MacArthur then advised Truman to attack the Chinese mainland with nuclear weapons, and surge hundreds of thousands more U.S. troops into the theater. In January 1951, MacArthur referred to the war in Korea as a crusade. He said that in Korea, Washington was fighting for a free Asia. Fortunately, Truman realized that Europe was the central front in the Cold War. He fired MacArthur and began negotiations with North Korea that ultimately restored the status quo ante bellum.

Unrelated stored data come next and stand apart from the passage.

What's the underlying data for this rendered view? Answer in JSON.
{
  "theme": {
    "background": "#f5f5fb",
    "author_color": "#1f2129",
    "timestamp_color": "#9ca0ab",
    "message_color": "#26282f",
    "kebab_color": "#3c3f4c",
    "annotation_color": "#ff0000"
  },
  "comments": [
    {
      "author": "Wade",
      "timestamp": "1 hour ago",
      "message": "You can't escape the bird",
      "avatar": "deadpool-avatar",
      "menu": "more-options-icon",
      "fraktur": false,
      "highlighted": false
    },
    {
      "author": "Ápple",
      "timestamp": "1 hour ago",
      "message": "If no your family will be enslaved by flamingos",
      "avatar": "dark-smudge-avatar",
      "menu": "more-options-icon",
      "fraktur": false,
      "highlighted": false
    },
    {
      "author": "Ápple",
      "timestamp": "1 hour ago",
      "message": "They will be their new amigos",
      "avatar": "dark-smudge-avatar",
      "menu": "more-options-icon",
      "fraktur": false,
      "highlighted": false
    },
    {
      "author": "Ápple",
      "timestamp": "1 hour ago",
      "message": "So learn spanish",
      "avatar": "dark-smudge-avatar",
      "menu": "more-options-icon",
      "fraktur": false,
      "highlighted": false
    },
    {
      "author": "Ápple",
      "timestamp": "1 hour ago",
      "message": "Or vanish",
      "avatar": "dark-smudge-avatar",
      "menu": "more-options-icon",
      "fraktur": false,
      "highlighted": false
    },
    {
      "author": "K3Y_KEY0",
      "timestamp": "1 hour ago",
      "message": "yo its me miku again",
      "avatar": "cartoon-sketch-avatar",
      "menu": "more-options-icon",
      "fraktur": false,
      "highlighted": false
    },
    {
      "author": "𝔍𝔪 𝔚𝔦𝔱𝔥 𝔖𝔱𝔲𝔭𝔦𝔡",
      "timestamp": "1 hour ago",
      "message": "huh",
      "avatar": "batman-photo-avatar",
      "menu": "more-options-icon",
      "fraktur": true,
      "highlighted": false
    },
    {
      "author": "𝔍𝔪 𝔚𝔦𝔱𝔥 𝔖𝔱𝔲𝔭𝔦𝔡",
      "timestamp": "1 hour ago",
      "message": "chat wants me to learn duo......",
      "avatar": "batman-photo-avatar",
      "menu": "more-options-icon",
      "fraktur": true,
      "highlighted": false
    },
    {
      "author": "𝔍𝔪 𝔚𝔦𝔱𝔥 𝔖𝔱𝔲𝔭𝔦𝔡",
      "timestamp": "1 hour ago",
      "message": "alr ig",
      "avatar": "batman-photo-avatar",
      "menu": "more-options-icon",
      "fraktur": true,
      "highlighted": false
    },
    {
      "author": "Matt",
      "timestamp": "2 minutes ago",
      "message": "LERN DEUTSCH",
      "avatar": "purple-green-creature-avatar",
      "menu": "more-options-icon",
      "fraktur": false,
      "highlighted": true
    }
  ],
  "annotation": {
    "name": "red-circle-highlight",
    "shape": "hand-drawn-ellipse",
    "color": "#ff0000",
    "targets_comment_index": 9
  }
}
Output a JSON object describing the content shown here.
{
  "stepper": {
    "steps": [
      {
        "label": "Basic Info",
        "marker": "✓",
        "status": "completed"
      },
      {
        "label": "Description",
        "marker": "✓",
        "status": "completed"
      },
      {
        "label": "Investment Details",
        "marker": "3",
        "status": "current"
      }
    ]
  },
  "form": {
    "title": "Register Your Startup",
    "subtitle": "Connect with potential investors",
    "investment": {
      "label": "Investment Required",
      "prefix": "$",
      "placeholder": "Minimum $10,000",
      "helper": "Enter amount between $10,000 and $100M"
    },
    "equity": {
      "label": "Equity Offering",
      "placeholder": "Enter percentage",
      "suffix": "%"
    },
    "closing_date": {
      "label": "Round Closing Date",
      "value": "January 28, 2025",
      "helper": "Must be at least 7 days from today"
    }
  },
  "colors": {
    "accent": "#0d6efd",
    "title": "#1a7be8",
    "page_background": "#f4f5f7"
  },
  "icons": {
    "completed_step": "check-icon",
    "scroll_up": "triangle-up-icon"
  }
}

In 1954, when the French asked for U.S. assistance to bail them out against the North Vietnamese at Dien Bien Phu, Adm. Arthur Radford, the chairman of the Joint Chiefs of Staff, or CJCS, pushed hard for U.S. involvement and recommended attacking the North Vietnamese forces with nuclear weapons. President Dwight D. Eisenhower instead sent an envoy to Paris to work out the partition of Vietnam.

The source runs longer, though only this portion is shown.